Caption: Generalization performance from 500 levels in Procgen benchmark with different methods. The mean and standard deviation are shown across 3 seeds. Our MDPO gains significant performance improvement compared with the baseline algorithms.
Caption: The feature extraction of MDPO is highly stable and focused (red points), whereas the features extracted by the original PPO encoder are significantly dispersed (blue points).
To ensure the reproducibility of our main results, please follow the steps below to install the dependencies.

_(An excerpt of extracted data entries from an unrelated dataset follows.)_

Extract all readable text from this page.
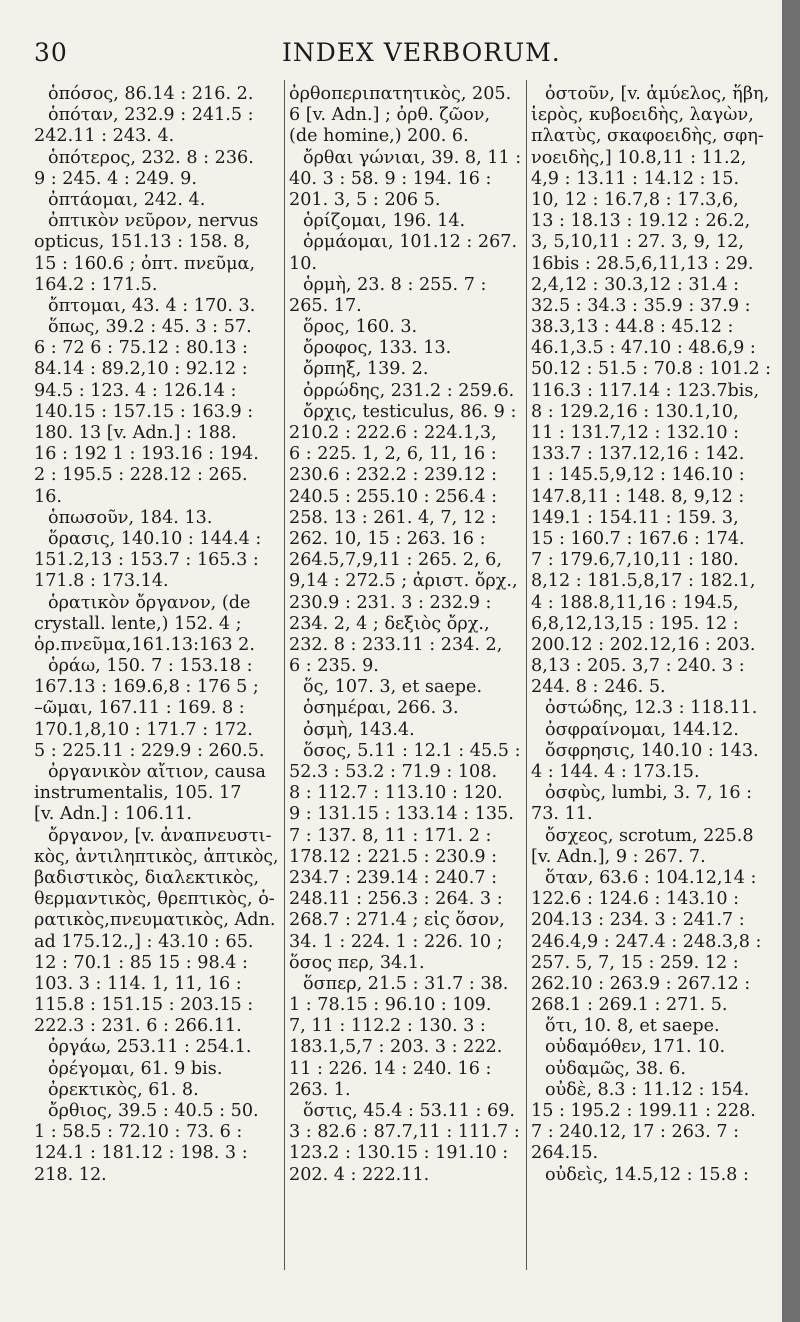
30	INDEX VERBORUM.
ὁπόσος, 86.14 : 216. 2.
ὁπόταν, 232.9 : 241.5 :
242.11 : 243. 4.
ὁπότερος, 232. 8 : 236.
9 : 245. 4 : 249. 9.
ὀπτάομαι, 242. 4.
ὀπτικὸν νεῦρον, nervus
opticus, 151.13 : 158. 8,
15 : 160.6 ; ὀπτ. πνεῦμα,
164.2 : 171.5.
ὄπτομαι, 43. 4 : 170. 3.
ὅπως, 39.2 : 45. 3 : 57.
6 : 72 6 : 75.12 : 80.13 :
84.14 : 89.2,10 : 92.12 :
94.5 : 123. 4 : 126.14 :
140.15 : 157.15 : 163.9 :
180. 13 [v. Adn.] : 188.
16 : 192 1 : 193.16 : 194.
2 : 195.5 : 228.12 : 265.
16.
ὁπωσοῦν, 184. 13.
ὅρασις, 140.10 : 144.4 :
151.2,13 : 153.7 : 165.3 :
171.8 : 173.14.
ὁρατικὸν ὄργανον, (de
crystall. lente,) 152. 4 ;
ὁρ.πνεῦμα,161.13:163 2.
ὁράω, 150. 7 : 153.18 :
167.13 : 169.6,8 : 176 5 ;
–ῶμαι, 167.11 : 169. 8 :
170.1,8,10 : 171.7 : 172.
5 : 225.11 : 229.9 : 260.5.
ὀργανικὸν αἴτιον, causa
instrumentalis, 105. 17
[v. Adn.] : 106.11.
ὄργανον, [v. ἀναπνευστι-
κὸς, ἀντιληπτικὸς, ἁπτικὸς,
βαδιστικὸς, διαλεκτικὸς,
θερμαντικὸς, θρεπτικὸς, ὁ-
ρατικὸς,πνευματικὸς, Adn.
ad 175.12.,] : 43.10 : 65.
12 : 70.1 : 85 15 : 98.4 :
103. 3 : 114. 1, 11, 16 :
115.8 : 151.15 : 203.15 :
222.3 : 231. 6 : 266.11.
ὀργάω, 253.11 : 254.1.
ὀρέγομαι, 61. 9 bis.
ὀρεκτικὸς, 61. 8.
ὄρθιος, 39.5 : 40.5 : 50.
1 : 58.5 : 72.10 : 73. 6 :
124.1 : 181.12 : 198. 3 :
218. 12.
ὀρθοπεριπατητικὸς, 205.
6 [v. Adn.] ; ὀρθ. ζῶον,
(de homine,) 200. 6.
ὄρθαι γώνιαι, 39. 8, 11 :
40. 3 : 58. 9 : 194. 16 :
201. 3, 5 : 206 5.
ὁρίζομαι, 196. 14.
ὁρμάομαι, 101.12 : 267.
10.
ὁρμὴ, 23. 8 : 255. 7 :
265. 17.
ὅρος, 160. 3.
ὄροφος, 133. 13.
ὄρπηξ, 139. 2.
ὀρρώδης, 231.2 : 259.6.
ὄρχις, testiculus, 86. 9 :
210.2 : 222.6 : 224.1,3,
6 : 225. 1, 2, 6, 11, 16 :
230.6 : 232.2 : 239.12 :
240.5 : 255.10 : 256.4 :
258. 13 : 261. 4, 7, 12 :
262. 10, 15 : 263. 16 :
264.5,7,9,11 : 265. 2, 6,
9,14 : 272.5 ; ἀριστ. ὄρχ.,
230.9 : 231. 3 : 232.9 :
234. 2, 4 ; δεξιὸς ὄρχ.,
232. 8 : 233.11 : 234. 2,
6 : 235. 9.
ὅς, 107. 3, et saepe.
ὁσημέραι, 266. 3.
ὀσμὴ, 143.4.
ὅσος, 5.11 : 12.1 : 45.5 :
52.3 : 53.2 : 71.9 : 108.
8 : 112.7 : 113.10 : 120.
9 : 131.15 : 133.14 : 135.
7 : 137. 8, 11 : 171. 2 :
178.12 : 221.5 : 230.9 :
234.7 : 239.14 : 240.7 :
248.11 : 256.3 : 264. 3 :
268.7 : 271.4 ; εἰς ὅσον,
34. 1 : 224. 1 : 226. 10 ;
ὅσος περ, 34.1.
ὅσπερ, 21.5 : 31.7 : 38.
1 : 78.15 : 96.10 : 109.
7, 11 : 112.2 : 130. 3 :
183.1,5,7 : 203. 3 : 222.
11 : 226. 14 : 240. 16 :
263. 1.
ὅστις, 45.4 : 53.11 : 69.
3 : 82.6 : 87.7,11 : 111.7 :
123.2 : 130.15 : 191.10 :
202. 4 : 222.11.
ὀστοῦν, [v. ἀμύελος, ἥβη,
ἱερὸς, κυβοειδὴς, λαγὼν,
πλατὺς, σκαφοειδὴς, σφη-
νοειδὴς,] 10.8,11 : 11.2,
4,9 : 13.11 : 14.12 : 15.
10, 12 : 16.7,8 : 17.3,6,
13 : 18.13 : 19.12 : 26.2,
3, 5,10,11 : 27. 3, 9, 12,
16bis : 28.5,6,11,13 : 29.
2,4,12 : 30.3,12 : 31.4 :
32.5 : 34.3 : 35.9 : 37.9 :
38.3,13 : 44.8 : 45.12 :
46.1,3.5 : 47.10 : 48.6,9 :
50.12 : 51.5 : 70.8 : 101.2 :
116.3 : 117.14 : 123.7bis,
8 : 129.2,16 : 130.1,10,
11 : 131.7,12 : 132.10 :
133.7 : 137.12,16 : 142.
1 : 145.5,9,12 : 146.10 :
147.8,11 : 148. 8, 9,12 :
149.1 : 154.11 : 159. 3,
15 : 160.7 : 167.6 : 174.
7 : 179.6,7,10,11 : 180.
8,12 : 181.5,8,17 : 182.1,
4 : 188.8,11,16 : 194.5,
6,8,12,13,15 : 195. 12 :
200.12 : 202.12,16 : 203.
8,13 : 205. 3,7 : 240. 3 :
244. 8 : 246. 5.
ὀστώδης, 12.3 : 118.11.
ὀσφραίνομαι, 144.12.
ὄσφρησις, 140.10 : 143.
4 : 144. 4 : 173.15.
ὀσφὺς, lumbi, 3. 7, 16 :
73. 11.
ὄσχεος, scrotum, 225.8
[v. Adn.], 9 : 267. 7.
ὅταν, 63.6 : 104.12,14 :
122.6 : 124.6 : 143.10 :
204.13 : 234. 3 : 241.7 :
246.4,9 : 247.4 : 248.3,8 :
257. 5, 7, 15 : 259. 12 :
262.10 : 263.9 : 267.12 :
268.1 : 269.1 : 271. 5.
ὅτι, 10. 8, et saepe.
οὐδαμόθεν, 171. 10.
οὐδαμῶς, 38. 6.
οὐδὲ, 8.3 : 11.12 : 154.
15 : 195.2 : 199.11 : 228.
7 : 240.12, 17 : 263. 7 :
264.15.
οὐδεὶς, 14.5,12 : 15.8 :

Create Anaconda environment:
conda create -n procgen_py310 python=3.10 --yes
conda activate procgen_py310
Install the requirements:
pip install -r requirements.txt
Choose the CUDA version on the official PyTorch website: https://pytorch.org/
pip3 install torch torchvision torchaudio --index-url https://download.pytorch.org/whl/cu121
Train MDPO:
python main.py
Train PPO:
python ppo.py
The code is based on cleanrl. The implementation of Mutual Distillation Policy Optimization (MDPO) is divided into multiple components to enhance readability.